Nuova squadra, nuova vita – Tutto differente per Gabbiadini, ma tutto estremamente interessante per l'attaccante ex Napoli che con il Southampton ha ritrovato la voglia di giocare e un posto da titolare. Tutti elementi che in azzurro erano venuti meno, tanto da decidere di lasciare Napoli per nuovi lidi: "I compagni sono eccezionali e il posto è tranquillo perché i tifosi del Southampton ti lasciano vivere bene. Certo, mi manca la mia casa. C'è la lontananza, però è anche vero che ormai le distanze si annullato in tanti modi".
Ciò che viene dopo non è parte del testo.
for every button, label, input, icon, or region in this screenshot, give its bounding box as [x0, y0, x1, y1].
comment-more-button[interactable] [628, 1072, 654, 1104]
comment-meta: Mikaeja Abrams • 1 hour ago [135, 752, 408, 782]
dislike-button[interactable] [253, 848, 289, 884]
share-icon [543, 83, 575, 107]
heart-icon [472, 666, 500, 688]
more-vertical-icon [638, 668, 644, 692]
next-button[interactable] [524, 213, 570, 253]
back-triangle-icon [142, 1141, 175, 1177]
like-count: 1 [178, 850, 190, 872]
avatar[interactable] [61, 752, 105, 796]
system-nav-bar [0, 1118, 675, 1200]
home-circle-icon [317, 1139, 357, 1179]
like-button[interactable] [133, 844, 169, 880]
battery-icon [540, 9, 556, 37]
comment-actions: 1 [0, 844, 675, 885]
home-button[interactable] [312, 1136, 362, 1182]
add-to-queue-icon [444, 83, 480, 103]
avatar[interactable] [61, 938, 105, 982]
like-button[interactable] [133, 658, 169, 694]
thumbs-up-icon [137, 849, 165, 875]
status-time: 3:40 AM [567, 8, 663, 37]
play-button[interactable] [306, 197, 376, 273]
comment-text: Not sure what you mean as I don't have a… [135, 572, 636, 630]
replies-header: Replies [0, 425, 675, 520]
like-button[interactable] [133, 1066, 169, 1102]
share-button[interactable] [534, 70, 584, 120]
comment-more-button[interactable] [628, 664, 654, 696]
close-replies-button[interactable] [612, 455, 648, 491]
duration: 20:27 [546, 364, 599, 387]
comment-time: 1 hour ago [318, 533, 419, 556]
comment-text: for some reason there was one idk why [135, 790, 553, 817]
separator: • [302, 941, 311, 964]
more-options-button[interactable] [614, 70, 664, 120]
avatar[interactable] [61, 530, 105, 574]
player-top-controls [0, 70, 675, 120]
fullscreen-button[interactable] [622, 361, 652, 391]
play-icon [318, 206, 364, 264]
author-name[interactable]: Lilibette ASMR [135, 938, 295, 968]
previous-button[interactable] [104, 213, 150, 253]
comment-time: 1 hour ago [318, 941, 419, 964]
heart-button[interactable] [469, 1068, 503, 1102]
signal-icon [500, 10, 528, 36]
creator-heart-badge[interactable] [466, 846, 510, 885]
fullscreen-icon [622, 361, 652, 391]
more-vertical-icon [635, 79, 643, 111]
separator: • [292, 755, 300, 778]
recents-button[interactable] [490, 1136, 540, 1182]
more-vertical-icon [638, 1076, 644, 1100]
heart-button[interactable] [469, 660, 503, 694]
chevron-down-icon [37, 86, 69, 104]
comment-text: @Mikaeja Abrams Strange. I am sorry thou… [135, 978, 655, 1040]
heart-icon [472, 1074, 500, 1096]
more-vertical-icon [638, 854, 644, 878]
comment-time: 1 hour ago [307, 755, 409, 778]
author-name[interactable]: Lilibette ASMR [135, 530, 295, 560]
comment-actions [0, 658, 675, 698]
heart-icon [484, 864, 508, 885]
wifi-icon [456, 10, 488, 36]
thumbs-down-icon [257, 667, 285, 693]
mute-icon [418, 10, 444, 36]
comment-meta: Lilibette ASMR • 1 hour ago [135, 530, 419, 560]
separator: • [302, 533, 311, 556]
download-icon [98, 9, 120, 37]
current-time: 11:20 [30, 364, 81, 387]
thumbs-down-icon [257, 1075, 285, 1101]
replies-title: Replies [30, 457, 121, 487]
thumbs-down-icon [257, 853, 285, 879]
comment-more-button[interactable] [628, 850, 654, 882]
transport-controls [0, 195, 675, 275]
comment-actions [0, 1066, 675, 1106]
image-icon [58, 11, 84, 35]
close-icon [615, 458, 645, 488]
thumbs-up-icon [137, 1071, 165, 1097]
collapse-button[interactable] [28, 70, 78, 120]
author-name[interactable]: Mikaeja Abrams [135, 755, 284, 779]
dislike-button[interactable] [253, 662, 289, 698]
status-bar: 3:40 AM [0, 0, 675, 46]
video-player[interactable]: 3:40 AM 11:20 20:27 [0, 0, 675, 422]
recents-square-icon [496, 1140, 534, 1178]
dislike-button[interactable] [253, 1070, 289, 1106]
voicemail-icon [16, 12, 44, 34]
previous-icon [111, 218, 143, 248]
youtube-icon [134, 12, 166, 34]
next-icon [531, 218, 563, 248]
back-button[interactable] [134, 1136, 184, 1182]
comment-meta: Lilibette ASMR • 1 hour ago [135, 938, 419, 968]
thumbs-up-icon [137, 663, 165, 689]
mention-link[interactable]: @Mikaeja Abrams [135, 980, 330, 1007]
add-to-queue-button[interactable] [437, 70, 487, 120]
Elogio a Conte – Nuove regole, nuovi metodi, nuove abitudini: l'Inghilterra e la Premier sono due realtà differenti: "Cambia il modo di allenarsi e di giocare per un attaccante italiano, è indubbio. Ma molto dipende dall'allenatore perché nel calcio inglese si pensa maggiormente all'intensità rispetto alla tattica. Conte ha fatto davvero cose straordinarie con un'impronta che s'è vista chiaramente, per la sua mentalità e le sue idee. Un ottimo lavoro il suo, premiato con il titolo strameritato".

Voglia di Azzurro – Se da un lato il chiodo fisso era tornare ad avere una maglia da titolare in settimana, l'altro traguardo è pur sempre la Nazionale azzurra, che si sta giocando l'accesso ai Mondiali in Russia:  "Ho avuto la fortuna di disputare l'Europeo con l'Under 21 e adesso mi pongo l'obiettivo di andare in Russia con la Nazionale maggiore anche perché Ventura mi ha sempre tenuto in considerazione anche quando giocavo poco a Napoli. Mi ha chiamato e io ho sempre cercato di ripagare la fiducia".